Build of 1973 Datsun 240Z 

    Home ReBuild Bay cleanUp

Now that the engine is semi-prepared and still worked on, next phase is to clean up engine bay, remove un-necessary hardware/mounts and make sure that the LS will fit inside and lastly make up new mounting for the engine.

Original transmission mounts as they where when the car came from factory.

on the lower part the tunnel is 13.5" wide which makes 2" clearance on each side of the tunnel when the 4L60 will go in. Not sure how this will look like and how much clearance there will be for fuel lines, electrical, drive shaft and dual exhaust



After removing them the tunnel is so much bigger, the cut out ears will be perfect mount points after relocating them.

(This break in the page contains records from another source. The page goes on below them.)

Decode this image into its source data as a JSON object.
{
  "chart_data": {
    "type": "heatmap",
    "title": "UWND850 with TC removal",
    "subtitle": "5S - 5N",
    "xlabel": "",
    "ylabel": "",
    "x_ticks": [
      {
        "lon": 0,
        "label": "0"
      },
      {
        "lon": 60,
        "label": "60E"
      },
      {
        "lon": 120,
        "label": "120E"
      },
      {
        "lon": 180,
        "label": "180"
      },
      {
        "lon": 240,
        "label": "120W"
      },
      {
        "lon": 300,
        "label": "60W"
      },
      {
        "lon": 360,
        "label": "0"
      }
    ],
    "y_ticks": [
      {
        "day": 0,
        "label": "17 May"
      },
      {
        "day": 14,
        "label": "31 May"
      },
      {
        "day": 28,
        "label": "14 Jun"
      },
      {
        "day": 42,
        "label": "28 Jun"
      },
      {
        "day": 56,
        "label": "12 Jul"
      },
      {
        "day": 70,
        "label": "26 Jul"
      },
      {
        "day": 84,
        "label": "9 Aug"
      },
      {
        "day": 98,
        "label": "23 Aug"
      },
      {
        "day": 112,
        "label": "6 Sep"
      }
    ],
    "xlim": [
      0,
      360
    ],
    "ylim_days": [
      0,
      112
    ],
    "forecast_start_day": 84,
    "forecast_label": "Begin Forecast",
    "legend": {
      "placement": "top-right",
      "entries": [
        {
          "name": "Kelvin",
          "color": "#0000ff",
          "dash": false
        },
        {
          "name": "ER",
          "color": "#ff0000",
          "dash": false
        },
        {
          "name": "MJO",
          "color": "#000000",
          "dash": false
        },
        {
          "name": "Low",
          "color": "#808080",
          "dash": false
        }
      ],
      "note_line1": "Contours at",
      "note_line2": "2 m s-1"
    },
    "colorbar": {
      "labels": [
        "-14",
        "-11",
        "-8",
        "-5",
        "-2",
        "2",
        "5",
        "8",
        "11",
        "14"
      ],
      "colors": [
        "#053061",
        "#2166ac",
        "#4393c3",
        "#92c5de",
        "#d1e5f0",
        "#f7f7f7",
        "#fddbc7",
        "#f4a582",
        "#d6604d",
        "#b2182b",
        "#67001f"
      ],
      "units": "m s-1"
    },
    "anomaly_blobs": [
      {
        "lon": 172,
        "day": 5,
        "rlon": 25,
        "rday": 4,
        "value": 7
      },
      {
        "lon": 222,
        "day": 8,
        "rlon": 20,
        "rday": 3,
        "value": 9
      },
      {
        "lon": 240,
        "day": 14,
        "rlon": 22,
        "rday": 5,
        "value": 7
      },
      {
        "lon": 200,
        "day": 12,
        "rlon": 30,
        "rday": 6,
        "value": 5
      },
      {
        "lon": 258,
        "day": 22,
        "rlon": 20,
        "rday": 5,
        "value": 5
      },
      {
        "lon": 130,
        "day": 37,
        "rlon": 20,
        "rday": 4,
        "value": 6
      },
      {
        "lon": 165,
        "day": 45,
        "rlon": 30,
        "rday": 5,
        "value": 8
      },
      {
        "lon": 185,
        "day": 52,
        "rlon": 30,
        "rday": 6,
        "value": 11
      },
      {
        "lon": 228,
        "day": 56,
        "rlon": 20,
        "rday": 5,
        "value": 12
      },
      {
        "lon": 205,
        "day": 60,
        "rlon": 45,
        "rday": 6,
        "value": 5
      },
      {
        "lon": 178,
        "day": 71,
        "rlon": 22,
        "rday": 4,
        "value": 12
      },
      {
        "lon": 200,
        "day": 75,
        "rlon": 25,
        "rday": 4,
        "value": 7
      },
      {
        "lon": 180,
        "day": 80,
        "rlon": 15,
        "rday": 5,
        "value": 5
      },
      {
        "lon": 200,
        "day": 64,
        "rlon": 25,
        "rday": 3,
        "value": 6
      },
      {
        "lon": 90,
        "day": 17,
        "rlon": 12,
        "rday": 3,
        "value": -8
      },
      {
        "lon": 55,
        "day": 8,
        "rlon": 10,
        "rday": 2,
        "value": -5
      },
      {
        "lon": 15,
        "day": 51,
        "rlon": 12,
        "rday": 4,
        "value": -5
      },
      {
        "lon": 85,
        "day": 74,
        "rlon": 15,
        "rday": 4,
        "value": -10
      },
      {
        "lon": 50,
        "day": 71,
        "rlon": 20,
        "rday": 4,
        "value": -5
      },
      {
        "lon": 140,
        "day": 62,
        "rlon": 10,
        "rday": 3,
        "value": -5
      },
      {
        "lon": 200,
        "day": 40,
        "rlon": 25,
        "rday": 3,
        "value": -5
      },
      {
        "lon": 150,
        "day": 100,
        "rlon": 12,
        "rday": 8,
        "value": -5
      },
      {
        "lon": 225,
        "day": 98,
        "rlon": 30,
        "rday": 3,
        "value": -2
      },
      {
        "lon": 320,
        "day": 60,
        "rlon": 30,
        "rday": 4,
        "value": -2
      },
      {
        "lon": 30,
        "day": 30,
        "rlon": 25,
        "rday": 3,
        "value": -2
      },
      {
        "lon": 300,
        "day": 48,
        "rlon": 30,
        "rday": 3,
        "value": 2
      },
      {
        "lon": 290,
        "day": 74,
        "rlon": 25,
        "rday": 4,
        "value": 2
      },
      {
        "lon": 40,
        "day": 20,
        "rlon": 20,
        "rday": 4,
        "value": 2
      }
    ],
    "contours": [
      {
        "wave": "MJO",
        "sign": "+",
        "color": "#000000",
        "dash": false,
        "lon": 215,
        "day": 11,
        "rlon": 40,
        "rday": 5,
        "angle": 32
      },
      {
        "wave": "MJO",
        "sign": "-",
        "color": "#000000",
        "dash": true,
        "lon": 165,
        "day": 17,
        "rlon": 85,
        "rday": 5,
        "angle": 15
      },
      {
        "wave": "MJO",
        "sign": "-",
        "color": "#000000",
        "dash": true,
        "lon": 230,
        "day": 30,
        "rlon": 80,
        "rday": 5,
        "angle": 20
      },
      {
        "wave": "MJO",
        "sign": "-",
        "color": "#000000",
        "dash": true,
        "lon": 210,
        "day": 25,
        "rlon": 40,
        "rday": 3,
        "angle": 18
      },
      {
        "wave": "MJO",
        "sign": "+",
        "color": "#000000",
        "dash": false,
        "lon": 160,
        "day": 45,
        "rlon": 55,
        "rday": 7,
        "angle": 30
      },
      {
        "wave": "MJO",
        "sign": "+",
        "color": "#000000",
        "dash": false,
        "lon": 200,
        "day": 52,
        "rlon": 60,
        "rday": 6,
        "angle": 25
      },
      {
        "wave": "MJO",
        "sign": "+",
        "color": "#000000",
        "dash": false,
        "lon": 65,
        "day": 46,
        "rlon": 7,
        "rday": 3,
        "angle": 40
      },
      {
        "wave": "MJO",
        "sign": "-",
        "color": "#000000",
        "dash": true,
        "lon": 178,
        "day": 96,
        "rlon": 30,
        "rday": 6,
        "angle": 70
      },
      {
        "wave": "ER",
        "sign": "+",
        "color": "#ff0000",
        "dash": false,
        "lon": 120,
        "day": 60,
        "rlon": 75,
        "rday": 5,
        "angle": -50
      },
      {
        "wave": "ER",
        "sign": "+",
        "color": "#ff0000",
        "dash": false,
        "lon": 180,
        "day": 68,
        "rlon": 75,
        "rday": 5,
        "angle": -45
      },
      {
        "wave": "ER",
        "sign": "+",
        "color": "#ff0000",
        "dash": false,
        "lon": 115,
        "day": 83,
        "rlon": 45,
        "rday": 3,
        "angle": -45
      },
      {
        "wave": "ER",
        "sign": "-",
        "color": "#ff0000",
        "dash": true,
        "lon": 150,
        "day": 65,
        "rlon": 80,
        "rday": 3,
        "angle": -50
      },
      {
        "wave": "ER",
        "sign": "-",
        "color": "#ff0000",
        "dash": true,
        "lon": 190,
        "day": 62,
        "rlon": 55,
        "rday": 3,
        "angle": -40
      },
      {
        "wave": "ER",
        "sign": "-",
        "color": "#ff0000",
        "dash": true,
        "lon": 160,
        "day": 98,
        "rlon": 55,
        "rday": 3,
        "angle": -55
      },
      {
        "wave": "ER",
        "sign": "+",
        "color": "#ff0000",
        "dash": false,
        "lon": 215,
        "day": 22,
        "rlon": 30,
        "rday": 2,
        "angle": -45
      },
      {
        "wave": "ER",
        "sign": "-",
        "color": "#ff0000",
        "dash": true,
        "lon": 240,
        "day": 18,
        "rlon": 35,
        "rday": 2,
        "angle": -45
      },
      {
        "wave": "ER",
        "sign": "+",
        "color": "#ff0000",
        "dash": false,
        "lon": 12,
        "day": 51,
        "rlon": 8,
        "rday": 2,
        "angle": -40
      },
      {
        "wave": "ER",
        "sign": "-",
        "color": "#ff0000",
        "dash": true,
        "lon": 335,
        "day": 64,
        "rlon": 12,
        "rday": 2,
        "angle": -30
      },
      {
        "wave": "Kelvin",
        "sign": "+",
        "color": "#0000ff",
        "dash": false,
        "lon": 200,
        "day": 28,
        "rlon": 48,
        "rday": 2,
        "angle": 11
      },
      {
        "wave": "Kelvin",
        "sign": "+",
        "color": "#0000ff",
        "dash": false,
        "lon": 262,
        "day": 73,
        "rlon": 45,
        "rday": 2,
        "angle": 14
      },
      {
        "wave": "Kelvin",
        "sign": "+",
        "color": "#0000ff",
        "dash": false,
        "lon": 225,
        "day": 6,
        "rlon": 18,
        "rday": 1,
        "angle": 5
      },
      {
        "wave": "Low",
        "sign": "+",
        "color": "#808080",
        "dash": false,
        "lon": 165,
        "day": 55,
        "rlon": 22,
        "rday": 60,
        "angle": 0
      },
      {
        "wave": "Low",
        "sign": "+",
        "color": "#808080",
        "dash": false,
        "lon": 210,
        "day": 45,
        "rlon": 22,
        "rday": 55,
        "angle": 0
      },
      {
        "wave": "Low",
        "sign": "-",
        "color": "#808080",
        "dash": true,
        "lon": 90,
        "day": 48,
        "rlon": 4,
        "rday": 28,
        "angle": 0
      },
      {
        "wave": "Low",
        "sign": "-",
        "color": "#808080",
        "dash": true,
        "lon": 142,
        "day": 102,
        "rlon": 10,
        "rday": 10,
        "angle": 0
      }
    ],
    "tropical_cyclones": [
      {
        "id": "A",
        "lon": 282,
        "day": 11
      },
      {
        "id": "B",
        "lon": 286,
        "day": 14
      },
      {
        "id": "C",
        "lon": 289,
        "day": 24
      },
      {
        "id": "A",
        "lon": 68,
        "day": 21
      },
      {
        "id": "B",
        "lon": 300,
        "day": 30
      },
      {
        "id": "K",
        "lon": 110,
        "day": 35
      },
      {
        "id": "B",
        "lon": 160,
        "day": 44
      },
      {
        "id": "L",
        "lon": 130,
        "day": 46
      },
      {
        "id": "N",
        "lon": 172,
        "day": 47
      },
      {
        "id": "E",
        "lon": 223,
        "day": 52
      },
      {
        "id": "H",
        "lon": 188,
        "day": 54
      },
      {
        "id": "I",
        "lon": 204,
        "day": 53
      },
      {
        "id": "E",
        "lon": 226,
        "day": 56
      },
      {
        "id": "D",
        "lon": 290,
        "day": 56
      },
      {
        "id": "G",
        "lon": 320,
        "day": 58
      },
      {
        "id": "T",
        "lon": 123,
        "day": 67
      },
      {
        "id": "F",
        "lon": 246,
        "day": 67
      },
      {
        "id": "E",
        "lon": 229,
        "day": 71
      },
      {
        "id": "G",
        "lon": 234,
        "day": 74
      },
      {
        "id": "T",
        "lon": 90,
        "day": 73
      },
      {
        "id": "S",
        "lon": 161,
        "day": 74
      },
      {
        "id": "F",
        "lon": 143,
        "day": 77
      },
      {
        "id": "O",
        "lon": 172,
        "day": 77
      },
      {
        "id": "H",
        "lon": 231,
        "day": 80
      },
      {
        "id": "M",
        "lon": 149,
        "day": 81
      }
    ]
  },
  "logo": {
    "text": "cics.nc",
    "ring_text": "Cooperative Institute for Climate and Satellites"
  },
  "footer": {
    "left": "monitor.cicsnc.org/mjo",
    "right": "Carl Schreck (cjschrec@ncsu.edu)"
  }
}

For for fun, this is the Camaro radiator i pickup with the engine. its 2 inches to wide on each side so it can not drop any lower then the rails and makes it stick up above hood line



The picture does not show how the mount will look like, I'll have to remove the engine from the bay to finish setting it up and make final plates to adopt the LS1 engine mount. In upper left corner there is starter which makes me worry on how to make the headers and have it going out words.





 Extended frame rails closer towards the center which are going to be used as perches so that engine mounts would be welded to it. I think that this arrengement gives greatest flexibility and allow very safe engine mounting



Had some time to look around for clearances around the transmission today. I'm actually very surprised that it clears as it does. the tunnel is very narrow and the trans is considerably large, if it was mounted on hard mounts it would be ok the way it is. However since it will be mounted on factory rubber mounts and due to the movements there are 2 locations that will need to be adjusted. First one is at left (drivers) side, the Skip Shift Solenoid connector will be in a way and will brake if the original brace would be left alone. From what it looks like it needs additional half inch of clearance for the connector. On the right side, reverse switch connector and guard will be in the way as well. I'll have to knock the tunnel in to give additional clearance.


Few changes has been made since last update. Original battery tray has been removed to clear the corner so that it can be reworked/widened and that the battery can be lowered down and made removable via removing 4 screws 2 on firewall & 2 on inner fender (top left) and turned 90' to accomodate engine PCM behind hiding roll cage bar running from inside of A-pillar cage and connecting front shock tower (top)
Engine PCM and battery tightly tucked in in original battery location (left)


AaaHHHH finally, engine bay is cleaned up.
Anything that needed to be removed, cleaned up reworked, manufactured and welded in is coated with rust proofing undercoating paint (Rust Destroyer). Manufacturer guarantees for 5 years against rusting once applied to dry clean surface then painted over with top coat paint. And the bonus of it is that it withstands 800'F, perfect for cramp high temperature engine compartments !!!!

The bay will still get regular high build primer and some welding joints will be smoothed out and get final coat of paint


February 8 2009
Though the this page has not been updated for some time there has been some work done and can be seen in the gallery page.


Last addition to the bay was to add mounting support on the shock tower cage extensions. The tabs will provide X and tower braces thus stiffening the front chassis.






Since all the loose seal was removed during the cleanup, fresh expanding joint sealer was applied to  areas and to those that never had it. This I hope will prevent moisture of getting into those areas and rotting the metal





 Could not wait for this time, finally primer on all the clean up metal




  More pictures in gallery





On with the interior. For some reason the POR15 did not stick to the surface. over few months number it started peeling off and surface rust started to get formed. The other thing that was omitted was under the dash area. Original factory paint was so thin that it started to get surface rust as well even though it was way off from the floor boards. Some rust neutralizer will take good care of it at a fairly expensive rate though.

This is so much better looking. all rust cleaned up and even though it does not have that uniform black look it does have high durability gray enamel paint that will stand to brake fluid spills.